One member of that community is Lee, a St. Paul native. To see her win a gold medal on a global stage feels like being acknowledged by a history that has only erased us. It’s not that the world finally noticed us; we wrote ourselves into the record.
To be part of a diaspora means to create a home in lands that don’t want you in them; to constantly carve out spaces just so you can exist. Lee is a product of that resilience.
After her father, John Lee, was paralyzed two years ago from a fall, the Hmong community bought T-shirts and donated money at the Twin Cities Hmong New Year to support the family. Earlier this month, friends and family celebrated outside the Lee residence on St. Paul’s east side for an Olympics send-off party. Lee is the first Hmong American Olympian, but that’s not the sole inspiration for these acts of service. Showing up for one another is in the fabric of our culture because it has been the key to surviving centuries of genocide. The support Lee’s family and community have shown her is the very definition of “Hmoob yuav tsum hlub Hmoob.”

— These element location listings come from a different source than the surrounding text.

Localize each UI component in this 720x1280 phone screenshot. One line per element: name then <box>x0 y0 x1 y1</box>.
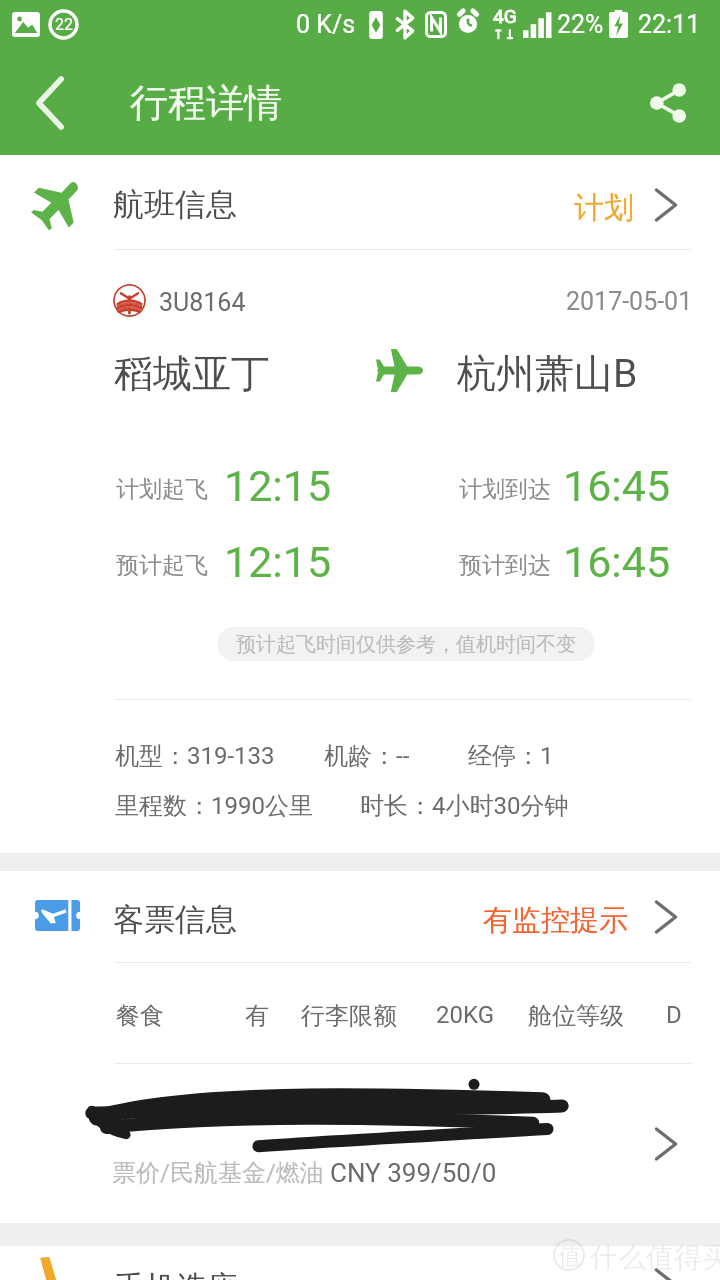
staticText: 里程数：1990公里 <box>115 791 313 821</box>
staticText: 预计到达 <box>459 551 551 580</box>
staticText: 机龄：-- <box>324 741 410 771</box>
staticText: CNY 399/50/0 <box>330 1158 497 1188</box>
staticText: 手机选座 <box>114 1268 238 1280</box>
staticText: 什么值得买 <box>590 1240 720 1275</box>
button[interactable]: Share <box>616 50 720 155</box>
staticText: 有监控提示 <box>483 902 628 939</box>
staticText: 票价/民航基金/燃油 <box>112 1158 330 1188</box>
staticText: 稻城亚丁 <box>114 349 270 398</box>
staticText: 时长：4小时30分钟 <box>360 791 569 821</box>
staticText: 3U8164 <box>159 288 246 317</box>
staticText: 22 <box>55 15 73 34</box>
staticText: 16:45 <box>563 537 671 587</box>
staticText: 预计起飞时间仅供参考，值机时间不变 <box>236 632 576 657</box>
staticText: 预计起飞 <box>116 551 208 580</box>
staticText: 行程详情 <box>130 79 282 127</box>
staticText: 行李限额 <box>301 1001 397 1031</box>
staticText: 航班信息 <box>113 185 237 224</box>
staticText: 值 <box>558 1242 581 1271</box>
staticText: 12:15 <box>224 537 332 587</box>
staticText: 舱位等级 <box>528 1001 624 1031</box>
staticText: 客票信息 <box>113 900 237 939</box>
button[interactable]: 票价/民航基金/燃油 <box>0 1060 720 1223</box>
staticText: 4G <box>493 5 517 27</box>
staticText: 0 K/s <box>296 10 356 39</box>
staticText: 计划起飞 <box>116 475 208 504</box>
staticText: 2017-05-01 <box>566 287 693 316</box>
button[interactable]: 客票信息 <box>0 871 720 962</box>
staticText: 计划到达 <box>459 475 551 504</box>
button[interactable]: 手机选座 <box>0 1246 720 1280</box>
staticText: 计划 <box>574 189 634 227</box>
staticText: 杭州萧山B <box>457 349 638 398</box>
staticText: 22% <box>557 10 604 39</box>
staticText: 有 <box>245 1001 269 1031</box>
staticText: D <box>666 1001 682 1029</box>
button[interactable]: 航班信息 <box>0 155 720 249</box>
button[interactable]: Back <box>0 50 100 155</box>
staticText: 20KG <box>436 1001 495 1029</box>
staticText: 12:15 <box>224 461 332 511</box>
staticText: 22:11 <box>638 10 701 39</box>
staticText: 餐食 <box>116 1001 164 1031</box>
staticText: 机型：319-133 <box>115 741 275 771</box>
staticText: 16:45 <box>563 461 671 511</box>
staticText: 经停：1 <box>468 741 554 771</box>
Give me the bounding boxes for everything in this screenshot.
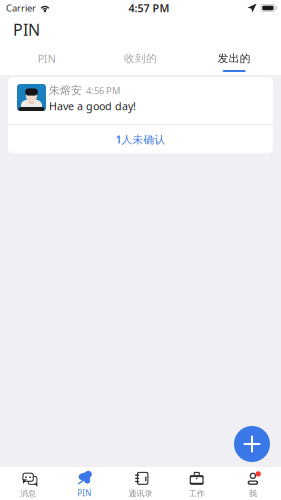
- button[interactable]: PIN: [0, 43, 94, 75]
- staticText: 消息: [20, 489, 36, 498]
- button[interactable]: 消息: [0, 467, 56, 500]
- staticText: 朱熔安: [49, 84, 82, 97]
- staticText: PIN: [38, 51, 56, 66]
- staticText: PIN: [77, 488, 91, 498]
- button[interactable]: 发出的: [187, 43, 281, 75]
- staticText: Have a good day!: [49, 99, 136, 113]
- button[interactable]: 我: [225, 467, 281, 500]
- staticText: PIN: [13, 19, 40, 40]
- button[interactable]: 工作: [169, 467, 225, 500]
- staticText: 发出的: [218, 52, 251, 65]
- button[interactable]: PIN: [56, 467, 112, 500]
- staticText: 收到的: [124, 52, 157, 65]
- button[interactable]: 1人未确认: [8, 125, 273, 153]
- staticText: 我: [249, 489, 257, 498]
- button[interactable]: 朱熔安: [8, 77, 273, 153]
- staticText: 1人未确认: [116, 132, 166, 146]
- staticText: 4:56 PM: [86, 84, 120, 97]
- staticText: 工作: [189, 489, 205, 498]
- staticText: Carrier: [6, 2, 36, 14]
- staticText: 通讯录: [128, 489, 152, 498]
- button[interactable]: 通讯录: [112, 467, 169, 500]
- button[interactable]: New PIN: [234, 426, 270, 462]
- staticText: 4:57 PM: [129, 1, 170, 15]
- button[interactable]: 收到的: [94, 43, 187, 75]
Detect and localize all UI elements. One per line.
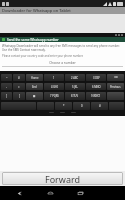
button[interactable]: *: [55, 102, 72, 110]
button[interactable]: [: [1, 92, 12, 100]
button[interactable]: 0: [73, 102, 90, 110]
staticText: 1: [53, 76, 55, 80]
staticText: 3 DEF: [93, 76, 100, 80]
staticText: 0: [81, 104, 83, 108]
button[interactable]: key: [1, 102, 36, 110]
staticText: Send the same Whatsapp number: [7, 38, 59, 42]
staticText: [: [6, 94, 7, 98]
button[interactable]: Home: [26, 74, 43, 81]
staticText: 5 JKL: [72, 85, 78, 89]
staticText: Downloader for Whatsapp on Tablet: [2, 8, 71, 13]
staticText: Whatsapp Downloader will send to any fre…: [2, 44, 123, 52]
button[interactable]: #: [13, 74, 25, 81]
button[interactable]: Forward: [2, 172, 123, 185]
staticText: 8 TUV: [71, 94, 79, 98]
button[interactable]: 6 MNO: [86, 83, 106, 90]
staticText: ]: [19, 94, 20, 98]
staticText: Home: [31, 76, 39, 80]
button[interactable]: ~: [1, 74, 12, 81]
button[interactable]: -: [1, 83, 12, 90]
button[interactable]: Downloader for Whatsapp on Tablet: [0, 7, 125, 14]
button[interactable]: Home: [44, 188, 56, 198]
button[interactable]: Choose a number: [2, 61, 123, 65]
staticText: -: [6, 85, 7, 89]
staticText: Forward: [45, 173, 81, 185]
button[interactable]: Previous: [107, 83, 124, 90]
other: App icon: [2, 38, 5, 41]
staticText: Please contact your country code and ent…: [2, 54, 84, 58]
button[interactable]: End: [26, 83, 43, 90]
button[interactable]: Back: [14, 188, 26, 198]
staticText: 4 GHI: [51, 85, 58, 89]
button[interactable]: Recents: [74, 188, 86, 198]
button[interactable]: 7 PQRS: [44, 92, 64, 100]
staticText: 7 PQRS: [50, 94, 59, 98]
button[interactable]: 2 ABC: [65, 74, 85, 81]
button[interactable]: key: [107, 92, 124, 100]
staticText: #: [18, 76, 20, 80]
staticText: 2 ABC: [71, 76, 79, 80]
staticText: Previous: [110, 85, 121, 89]
button[interactable]: key: [109, 102, 124, 110]
button[interactable]: 5 JKL: [65, 83, 85, 90]
button[interactable]: ■: [26, 92, 43, 100]
button[interactable]: App icon: [0, 37, 125, 42]
staticText: 6 MNO: [92, 85, 101, 89]
button[interactable]: 9 WXYZ: [86, 92, 106, 100]
staticText: #: [99, 104, 101, 108]
button[interactable]: 1: [44, 74, 64, 81]
button[interactable]: 4 GHI: [44, 83, 64, 90]
staticText: ⌫: [114, 76, 118, 79]
button[interactable]: key: [37, 102, 54, 110]
staticText: End: [32, 85, 37, 89]
button[interactable]: ⌫: [107, 74, 124, 81]
button[interactable]: 3 DEF: [86, 74, 106, 81]
staticText: ■: [33, 95, 36, 98]
staticText: 9 WXYZ: [91, 94, 101, 98]
staticText: *: [63, 104, 65, 108]
staticText: =: [18, 85, 20, 89]
staticText: ~: [6, 76, 8, 80]
button[interactable]: ]: [13, 92, 25, 100]
button[interactable]: 8 TUV: [65, 92, 85, 100]
button[interactable]: #: [91, 102, 108, 110]
button[interactable]: =: [13, 83, 25, 90]
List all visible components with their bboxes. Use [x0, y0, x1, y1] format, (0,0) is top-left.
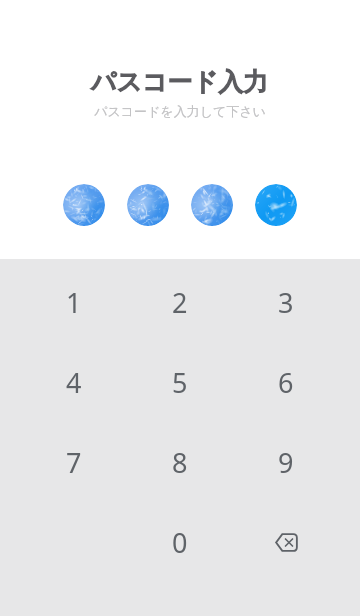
button[interactable]: 3	[233, 262, 339, 342]
staticText: 8	[172, 444, 188, 481]
button[interactable]: 5	[127, 342, 233, 422]
button[interactable]: 1	[21, 262, 127, 342]
staticText: パスコードを入力して下さい	[94, 103, 266, 119]
staticText: 0	[172, 524, 188, 561]
staticText: 2	[172, 284, 188, 321]
staticText: パスコード入力	[91, 66, 269, 97]
button[interactable]: 2	[127, 262, 233, 342]
staticText: 3	[278, 284, 294, 321]
button[interactable]: Backspace	[233, 502, 339, 582]
button[interactable]: 4	[21, 342, 127, 422]
staticText: 6	[278, 364, 294, 401]
staticText: 5	[172, 364, 188, 401]
staticText: 9	[278, 444, 294, 481]
button[interactable]: 7	[21, 422, 127, 502]
button[interactable]: 6	[233, 342, 339, 422]
staticText: 7	[66, 444, 82, 481]
button[interactable]: 8	[127, 422, 233, 502]
staticText: 1	[66, 284, 82, 321]
button[interactable]: 9	[233, 422, 339, 502]
staticText: パスコード入力	[91, 66, 269, 97]
button[interactable]: 0	[127, 502, 233, 582]
staticText: 4	[66, 364, 82, 401]
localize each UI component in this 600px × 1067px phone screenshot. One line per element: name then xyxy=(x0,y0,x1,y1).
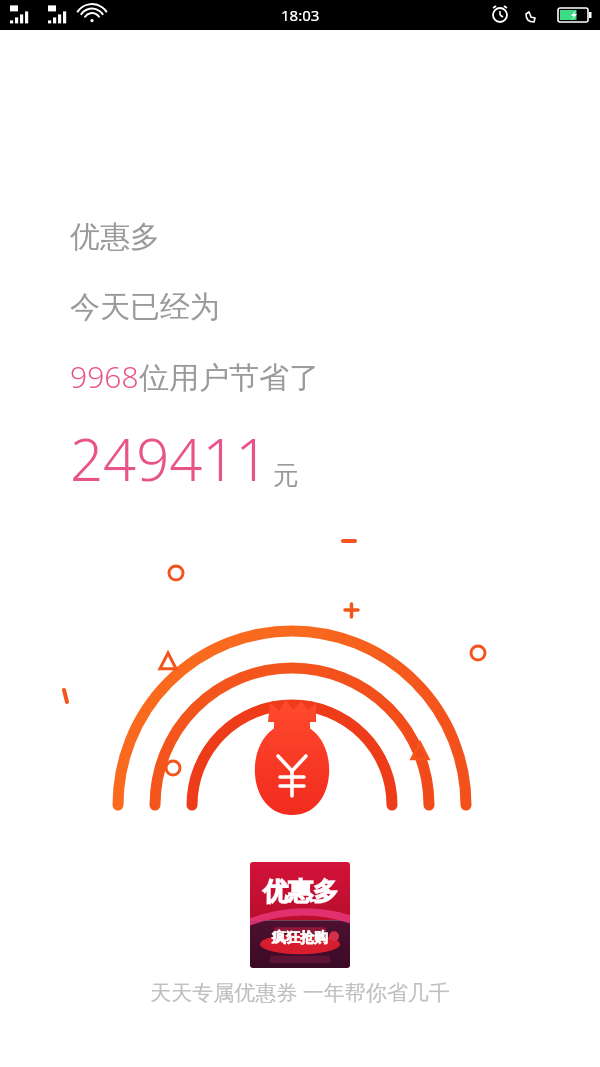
staticText: 元 xyxy=(273,459,299,492)
staticText: 18:03 xyxy=(281,5,320,25)
staticText: 今天已经为 xyxy=(70,288,220,326)
staticText: 优惠多 xyxy=(263,876,338,907)
staticText: 天天专属优惠券 一年帮你省几千 xyxy=(0,978,600,1007)
staticText: 优惠多 xyxy=(70,218,160,256)
button[interactable]: 优惠多 疯狂抢购 广告 xyxy=(250,862,350,968)
staticText: 249411 xyxy=(70,419,269,498)
staticText: 疯狂抢购 xyxy=(272,929,328,947)
staticText: 9968 xyxy=(70,356,139,397)
staticText: 位用户节省了 xyxy=(139,359,319,397)
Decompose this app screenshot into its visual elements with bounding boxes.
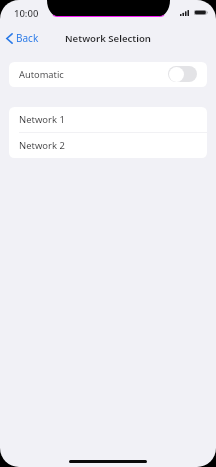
staticText: Network 1	[19, 113, 65, 126]
staticText: 10:00	[14, 7, 39, 20]
button[interactable]: Automatic	[168, 66, 197, 82]
button[interactable]: Automatic	[9, 62, 207, 87]
button[interactable]: Network 2	[9, 133, 207, 158]
button[interactable]: Network 1	[9, 107, 207, 132]
staticText: Network Selection	[0, 32, 216, 45]
staticText: Automatic	[19, 68, 64, 81]
button[interactable]: Back	[3, 28, 42, 48]
staticText: Network 2	[19, 139, 65, 152]
staticText: Back	[16, 31, 39, 45]
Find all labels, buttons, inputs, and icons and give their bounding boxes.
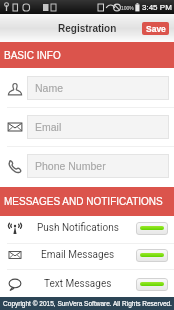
staticText: Copyright © 2015, SunVera Software. All …	[3, 300, 172, 307]
button[interactable]: Toggle Push Notifications	[136, 222, 168, 235]
button[interactable]: Save	[142, 22, 169, 35]
button[interactable]: Text Messages	[0, 271, 174, 297]
button[interactable]: Toggle Email Messages	[136, 249, 168, 262]
button[interactable]: Phone Number	[0, 145, 174, 186]
staticText: Push Notifications	[37, 222, 119, 234]
staticText: 100%	[121, 5, 134, 11]
staticText: Save	[146, 24, 166, 33]
staticText: Name	[35, 82, 64, 94]
button[interactable]: Toggle Text Messages	[136, 278, 168, 291]
staticText: 3:45 PM	[142, 3, 172, 12]
staticText: Phone Number	[35, 160, 106, 172]
button[interactable]: Email Messages	[0, 242, 174, 268]
button[interactable]: Push Notifications	[0, 215, 174, 241]
button[interactable]: Name	[0, 68, 174, 107]
button[interactable]: Email	[0, 107, 174, 146]
staticText: BASIC INFO	[4, 50, 61, 61]
staticText: MESSAGES AND NOTIFICATIONS	[4, 196, 163, 207]
staticText: Registration	[58, 23, 117, 34]
staticText: Email	[35, 121, 62, 133]
staticText: Email Messages	[41, 249, 115, 261]
staticText: Text Messages	[44, 278, 112, 290]
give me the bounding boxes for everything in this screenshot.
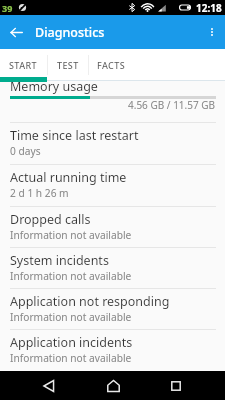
staticText: System incidents [10, 252, 109, 269]
staticText: Dropped calls [10, 211, 91, 228]
staticText: Actual running time [10, 169, 127, 186]
button[interactable]: FACTS [88, 49, 134, 81]
button[interactable]: Application incidents [0, 330, 225, 371]
button[interactable]: More options [199, 15, 225, 49]
staticText: TEST [57, 59, 79, 71]
staticText: Application not responding [10, 293, 170, 310]
button[interactable]: Home [98, 371, 128, 400]
button[interactable]: Dropped calls [0, 207, 225, 248]
button[interactable]: Memory usage [0, 81, 225, 123]
button[interactable]: Navigate up [0, 15, 32, 49]
staticText: FACTS [97, 59, 126, 71]
staticText: Application incidents [10, 334, 133, 351]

As a video of Lee’s family and friends reacting to her gold medal victory circulated on Twitter Thursday morning, many Hmong Americans echoed how her family looks just like theirs, though our pride in her isn’t just about representation. Through Lee’s success, we are able to share the fruits and labors of the Minnesota Hmong community with the rest of the world.
These expressions of joy feel both poignant and powerful given the new pressures Hmong and Asian American communities have faced in recent years. The Trump administration stopped issuing some visas to Laotians and people who applied to visas from Laos as part of a broader immigration crackdown. Asian Americans have endured an increase in racial violence during the covid-19 pandemic. The coronavirus led to the deaths of Lee’s aunt and uncle; she was unable to attend their funerals, and lost their vital support at a critical juncture during her training.
And even as too many Americans denigrate Southeast Asians and refugees, Lee’s sudden prominence also shows how quickly the United States triangulates Asian and Black people against one another. Lee became the country’s best hope for gold in the women’s all-around when Simone Biles stepped back to prioritize her mental health. Lee immediately became the subject of a model-minority narrative that pitted her against Biles, who was subject to racist attacks for her decision.
Lee has defied both that hatred and those efforts to play Black and Asian Americans against one another. With a gold medal around her neck, many Americans are suddenly claiming her success as their own. But as she told NBC, “We don’t owe anybody anything. We don’t owe you a gold medal.” And she’s right. Lee’s win is a gift to an America that hasn’t always helped — and sometimes has actively harmed — her community, not a down payment on a debt.
To the Hmong community, Lee’s victory isn’t a means to mend a broken country, nor to gain acceptance from a nation that once abandoned us. Her success has replaced tears of trauma with tears of joy. Our elders have always yearned that one day we will have a country to unify our people. Suni Lee proved that our love for one another is enough.